# IIT MADRAS || Pt. Birju Maharaj, Malladi and Gundecha Brothers Concert



## Saarang

"Pt Birju Maharaj, recipient of the PadmaVibhushan is a living legend and currently the leading exponent of the Lucknow Kalka-Bindadin gharana of Kathak dance in India. He has toured extensively, having given thousands of performances across the world. Founder of the Kalashram Dance Foundation, he has taken Kathak to new heights, choreographing extravagant pieces along relevant themes, accessible to all audiences. Saarang 2013 brings to you Kathak Yatra, an elaborate production depicting Kathak through the ages, starting from the form of storytelling in temples, through the courts of Muslim rulers who patronized the art form, to the present day.

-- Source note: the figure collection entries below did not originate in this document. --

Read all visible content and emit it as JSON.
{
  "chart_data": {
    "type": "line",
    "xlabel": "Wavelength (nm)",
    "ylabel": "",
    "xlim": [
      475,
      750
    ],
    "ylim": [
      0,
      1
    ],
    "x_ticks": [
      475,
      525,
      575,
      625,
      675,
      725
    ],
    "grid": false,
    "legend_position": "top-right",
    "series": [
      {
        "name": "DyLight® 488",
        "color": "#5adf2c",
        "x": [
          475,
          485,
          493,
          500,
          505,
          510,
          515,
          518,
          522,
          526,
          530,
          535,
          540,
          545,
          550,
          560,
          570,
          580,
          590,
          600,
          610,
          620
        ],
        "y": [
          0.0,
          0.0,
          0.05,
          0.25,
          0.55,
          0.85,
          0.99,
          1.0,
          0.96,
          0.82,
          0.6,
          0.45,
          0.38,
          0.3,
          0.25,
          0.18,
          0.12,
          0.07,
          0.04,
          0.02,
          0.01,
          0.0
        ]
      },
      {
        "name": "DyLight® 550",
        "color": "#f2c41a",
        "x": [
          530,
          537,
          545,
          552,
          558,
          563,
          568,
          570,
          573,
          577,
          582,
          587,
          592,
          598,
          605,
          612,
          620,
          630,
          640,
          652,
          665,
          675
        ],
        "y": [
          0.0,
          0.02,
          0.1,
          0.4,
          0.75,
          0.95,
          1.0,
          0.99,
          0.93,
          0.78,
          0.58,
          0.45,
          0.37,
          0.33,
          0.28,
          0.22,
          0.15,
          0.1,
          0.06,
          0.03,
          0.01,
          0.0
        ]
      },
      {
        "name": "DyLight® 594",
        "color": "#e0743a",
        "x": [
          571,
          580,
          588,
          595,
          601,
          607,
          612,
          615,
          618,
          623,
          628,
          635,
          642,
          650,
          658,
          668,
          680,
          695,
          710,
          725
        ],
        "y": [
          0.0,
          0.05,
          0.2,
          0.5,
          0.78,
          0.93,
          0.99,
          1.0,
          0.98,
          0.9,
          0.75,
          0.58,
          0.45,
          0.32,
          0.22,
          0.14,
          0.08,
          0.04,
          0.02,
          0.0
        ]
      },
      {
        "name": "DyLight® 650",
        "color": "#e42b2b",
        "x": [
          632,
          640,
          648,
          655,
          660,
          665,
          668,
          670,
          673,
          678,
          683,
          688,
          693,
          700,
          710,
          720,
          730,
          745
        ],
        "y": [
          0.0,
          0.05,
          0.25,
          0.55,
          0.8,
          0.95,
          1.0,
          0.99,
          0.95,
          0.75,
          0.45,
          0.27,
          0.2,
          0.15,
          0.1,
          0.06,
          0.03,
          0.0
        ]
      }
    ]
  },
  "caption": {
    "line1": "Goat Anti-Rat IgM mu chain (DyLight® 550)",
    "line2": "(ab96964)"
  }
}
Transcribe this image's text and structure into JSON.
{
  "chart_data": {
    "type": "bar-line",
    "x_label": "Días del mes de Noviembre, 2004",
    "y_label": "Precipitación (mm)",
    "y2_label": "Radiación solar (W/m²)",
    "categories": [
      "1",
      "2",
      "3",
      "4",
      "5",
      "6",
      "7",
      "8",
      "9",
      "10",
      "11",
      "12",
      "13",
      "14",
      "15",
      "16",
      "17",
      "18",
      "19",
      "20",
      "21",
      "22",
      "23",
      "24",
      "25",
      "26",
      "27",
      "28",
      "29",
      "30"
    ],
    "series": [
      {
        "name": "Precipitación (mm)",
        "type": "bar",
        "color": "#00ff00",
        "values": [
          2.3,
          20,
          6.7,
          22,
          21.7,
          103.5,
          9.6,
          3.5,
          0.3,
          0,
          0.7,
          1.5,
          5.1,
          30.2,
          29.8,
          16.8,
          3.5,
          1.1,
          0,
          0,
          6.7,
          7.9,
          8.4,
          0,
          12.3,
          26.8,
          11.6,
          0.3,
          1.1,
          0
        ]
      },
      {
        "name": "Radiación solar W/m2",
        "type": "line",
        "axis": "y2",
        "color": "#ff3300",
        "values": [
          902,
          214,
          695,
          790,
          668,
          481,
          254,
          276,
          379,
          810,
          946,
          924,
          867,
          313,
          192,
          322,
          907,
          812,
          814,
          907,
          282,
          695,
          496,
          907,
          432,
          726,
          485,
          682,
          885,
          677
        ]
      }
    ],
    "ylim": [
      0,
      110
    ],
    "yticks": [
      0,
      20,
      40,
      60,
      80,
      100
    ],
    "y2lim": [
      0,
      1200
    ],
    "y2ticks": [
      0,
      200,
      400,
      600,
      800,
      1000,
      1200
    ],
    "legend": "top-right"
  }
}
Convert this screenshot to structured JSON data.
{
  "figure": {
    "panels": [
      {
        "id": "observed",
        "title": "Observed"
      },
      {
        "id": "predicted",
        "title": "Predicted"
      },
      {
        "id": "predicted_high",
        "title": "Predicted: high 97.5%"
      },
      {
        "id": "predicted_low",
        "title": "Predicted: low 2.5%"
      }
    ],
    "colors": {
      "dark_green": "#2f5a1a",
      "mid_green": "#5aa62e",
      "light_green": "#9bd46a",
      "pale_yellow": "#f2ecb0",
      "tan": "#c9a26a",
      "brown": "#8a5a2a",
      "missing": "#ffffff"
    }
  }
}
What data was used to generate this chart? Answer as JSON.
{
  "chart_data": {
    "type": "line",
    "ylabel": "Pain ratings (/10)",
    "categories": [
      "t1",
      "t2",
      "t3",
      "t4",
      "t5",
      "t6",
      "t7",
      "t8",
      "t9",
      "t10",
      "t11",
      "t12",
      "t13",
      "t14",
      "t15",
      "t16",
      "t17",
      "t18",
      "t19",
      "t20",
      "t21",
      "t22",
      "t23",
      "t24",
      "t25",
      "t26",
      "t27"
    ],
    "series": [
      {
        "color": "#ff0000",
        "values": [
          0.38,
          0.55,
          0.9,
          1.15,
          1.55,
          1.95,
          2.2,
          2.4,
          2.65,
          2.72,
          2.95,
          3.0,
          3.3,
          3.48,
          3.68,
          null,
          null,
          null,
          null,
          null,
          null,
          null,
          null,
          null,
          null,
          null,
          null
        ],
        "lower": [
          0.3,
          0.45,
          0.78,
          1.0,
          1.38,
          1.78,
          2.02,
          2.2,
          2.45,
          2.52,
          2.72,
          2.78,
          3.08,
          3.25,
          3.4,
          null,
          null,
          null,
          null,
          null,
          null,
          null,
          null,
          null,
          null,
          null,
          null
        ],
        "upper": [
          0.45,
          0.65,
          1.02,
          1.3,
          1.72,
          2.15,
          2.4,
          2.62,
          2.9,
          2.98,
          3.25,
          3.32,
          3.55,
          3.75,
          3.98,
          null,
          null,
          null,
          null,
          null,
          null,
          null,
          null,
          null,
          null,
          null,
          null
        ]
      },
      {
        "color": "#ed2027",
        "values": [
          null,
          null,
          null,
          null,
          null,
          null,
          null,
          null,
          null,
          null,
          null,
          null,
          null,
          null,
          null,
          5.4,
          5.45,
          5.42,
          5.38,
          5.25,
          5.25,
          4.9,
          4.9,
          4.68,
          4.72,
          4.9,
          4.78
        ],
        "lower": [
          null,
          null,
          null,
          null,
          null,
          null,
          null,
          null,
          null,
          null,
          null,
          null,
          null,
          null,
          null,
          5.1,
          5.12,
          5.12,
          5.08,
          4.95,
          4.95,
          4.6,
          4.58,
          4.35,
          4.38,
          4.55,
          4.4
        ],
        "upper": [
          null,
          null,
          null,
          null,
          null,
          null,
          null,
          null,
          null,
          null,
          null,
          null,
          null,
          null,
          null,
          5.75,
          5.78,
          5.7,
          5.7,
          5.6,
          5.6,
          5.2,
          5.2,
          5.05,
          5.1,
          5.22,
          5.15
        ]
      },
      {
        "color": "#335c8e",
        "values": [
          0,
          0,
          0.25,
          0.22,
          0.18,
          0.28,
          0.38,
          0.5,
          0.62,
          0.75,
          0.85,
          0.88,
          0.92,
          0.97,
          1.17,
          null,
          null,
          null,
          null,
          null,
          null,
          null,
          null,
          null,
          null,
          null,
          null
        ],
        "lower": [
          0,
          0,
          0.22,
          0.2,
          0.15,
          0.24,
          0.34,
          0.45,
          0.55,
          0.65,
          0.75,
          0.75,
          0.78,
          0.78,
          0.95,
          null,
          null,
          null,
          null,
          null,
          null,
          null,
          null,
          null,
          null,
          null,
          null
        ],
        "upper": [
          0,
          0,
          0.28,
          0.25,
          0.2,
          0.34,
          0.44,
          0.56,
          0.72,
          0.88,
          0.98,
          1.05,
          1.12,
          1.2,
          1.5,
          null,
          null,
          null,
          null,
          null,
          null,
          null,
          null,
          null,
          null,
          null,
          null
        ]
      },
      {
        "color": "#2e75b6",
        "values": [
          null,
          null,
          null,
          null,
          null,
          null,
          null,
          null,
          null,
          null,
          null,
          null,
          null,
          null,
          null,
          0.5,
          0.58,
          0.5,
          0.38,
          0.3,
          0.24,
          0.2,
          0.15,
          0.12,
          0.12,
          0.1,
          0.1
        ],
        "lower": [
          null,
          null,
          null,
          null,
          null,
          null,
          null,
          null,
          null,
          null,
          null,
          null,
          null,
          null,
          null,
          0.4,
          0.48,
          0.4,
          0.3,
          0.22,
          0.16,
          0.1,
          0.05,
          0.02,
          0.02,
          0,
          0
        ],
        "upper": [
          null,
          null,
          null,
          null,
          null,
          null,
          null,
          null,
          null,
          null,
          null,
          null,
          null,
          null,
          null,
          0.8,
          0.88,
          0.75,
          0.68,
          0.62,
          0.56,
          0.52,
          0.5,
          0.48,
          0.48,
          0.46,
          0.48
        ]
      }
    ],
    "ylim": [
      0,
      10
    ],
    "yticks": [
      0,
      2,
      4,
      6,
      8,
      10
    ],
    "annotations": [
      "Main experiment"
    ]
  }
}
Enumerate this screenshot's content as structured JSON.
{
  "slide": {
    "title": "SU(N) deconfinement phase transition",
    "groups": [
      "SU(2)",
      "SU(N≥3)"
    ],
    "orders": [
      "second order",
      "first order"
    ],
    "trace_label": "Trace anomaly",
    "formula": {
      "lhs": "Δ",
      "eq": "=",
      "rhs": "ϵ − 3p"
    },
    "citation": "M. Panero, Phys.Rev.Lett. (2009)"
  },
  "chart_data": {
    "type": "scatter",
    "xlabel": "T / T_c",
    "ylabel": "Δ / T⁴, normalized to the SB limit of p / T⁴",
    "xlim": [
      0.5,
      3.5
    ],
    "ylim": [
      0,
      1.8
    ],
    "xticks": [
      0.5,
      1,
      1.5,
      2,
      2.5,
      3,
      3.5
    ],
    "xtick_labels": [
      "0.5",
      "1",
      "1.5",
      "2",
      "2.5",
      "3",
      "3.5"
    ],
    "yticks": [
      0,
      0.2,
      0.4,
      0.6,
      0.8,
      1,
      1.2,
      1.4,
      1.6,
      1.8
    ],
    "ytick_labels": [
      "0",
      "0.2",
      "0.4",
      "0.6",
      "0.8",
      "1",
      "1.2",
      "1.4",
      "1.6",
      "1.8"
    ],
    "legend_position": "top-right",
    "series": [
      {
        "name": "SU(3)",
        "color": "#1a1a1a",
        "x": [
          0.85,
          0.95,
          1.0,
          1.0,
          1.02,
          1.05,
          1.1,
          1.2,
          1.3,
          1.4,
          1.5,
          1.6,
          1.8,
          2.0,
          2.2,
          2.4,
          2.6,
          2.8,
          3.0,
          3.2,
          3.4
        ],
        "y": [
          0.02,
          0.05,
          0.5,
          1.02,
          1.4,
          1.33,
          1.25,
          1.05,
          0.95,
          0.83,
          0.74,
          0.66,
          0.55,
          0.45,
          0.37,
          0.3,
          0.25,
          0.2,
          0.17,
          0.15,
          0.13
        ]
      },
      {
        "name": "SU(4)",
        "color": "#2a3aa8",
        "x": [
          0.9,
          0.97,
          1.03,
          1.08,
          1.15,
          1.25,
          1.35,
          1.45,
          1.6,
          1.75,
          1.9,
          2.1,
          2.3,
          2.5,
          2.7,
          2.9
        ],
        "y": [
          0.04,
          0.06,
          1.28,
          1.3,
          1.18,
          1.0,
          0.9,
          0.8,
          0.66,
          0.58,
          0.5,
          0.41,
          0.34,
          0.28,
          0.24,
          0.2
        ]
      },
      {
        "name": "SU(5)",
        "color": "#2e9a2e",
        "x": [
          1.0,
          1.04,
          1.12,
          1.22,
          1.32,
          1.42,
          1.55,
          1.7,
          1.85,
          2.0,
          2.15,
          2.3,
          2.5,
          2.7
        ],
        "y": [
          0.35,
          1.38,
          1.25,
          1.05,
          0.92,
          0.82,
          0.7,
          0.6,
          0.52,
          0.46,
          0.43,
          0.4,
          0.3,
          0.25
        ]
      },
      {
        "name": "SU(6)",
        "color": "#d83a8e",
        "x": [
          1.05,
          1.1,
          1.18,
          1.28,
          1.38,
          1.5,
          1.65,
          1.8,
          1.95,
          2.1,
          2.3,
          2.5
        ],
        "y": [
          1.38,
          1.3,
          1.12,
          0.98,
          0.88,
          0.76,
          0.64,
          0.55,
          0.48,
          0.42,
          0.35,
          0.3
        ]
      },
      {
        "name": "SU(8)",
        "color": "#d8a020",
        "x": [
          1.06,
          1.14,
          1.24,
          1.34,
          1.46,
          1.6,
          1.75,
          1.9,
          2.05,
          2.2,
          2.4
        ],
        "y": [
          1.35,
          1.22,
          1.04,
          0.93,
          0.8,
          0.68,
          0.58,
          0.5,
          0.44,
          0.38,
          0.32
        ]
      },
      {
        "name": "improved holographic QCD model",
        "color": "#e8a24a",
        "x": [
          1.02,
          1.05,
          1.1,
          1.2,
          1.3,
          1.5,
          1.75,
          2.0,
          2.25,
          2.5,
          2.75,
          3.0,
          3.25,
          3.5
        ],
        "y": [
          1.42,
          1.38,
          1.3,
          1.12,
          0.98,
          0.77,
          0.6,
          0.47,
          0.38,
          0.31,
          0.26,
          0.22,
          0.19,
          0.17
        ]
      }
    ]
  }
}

Umakant and Ramakant Gundecha are one of India's leading exponents of the Dhrupad style of music. They are among the most active performers of Dhrupad in Indian and international circuits, and have won over 10 award for their rich contribution to Hindustani Music.



Malladi Brothers Sreeram Prasad and Ravikumar were born with a legacy and rich tradition accrued through their grandfather Late Malladi Srirama Murthy. The brothers possess a large repertoire of Carnatic compositions, and are famous for their powerful, vibrant voices.



Together, these two brother-duos blend the two most important music forms in India, with their much awaited performance- 'Brothers in Unison'. "


Date: Dec 9th, 2013

Time: 1800 hrs

Tickets: Free Entry till capacity

Location: Open Air Theater, Indian Institute of Technology Madras, Adyar Chennai-600036

Open Air Theater
Guindy
Chennai, Tamil Nadu


----------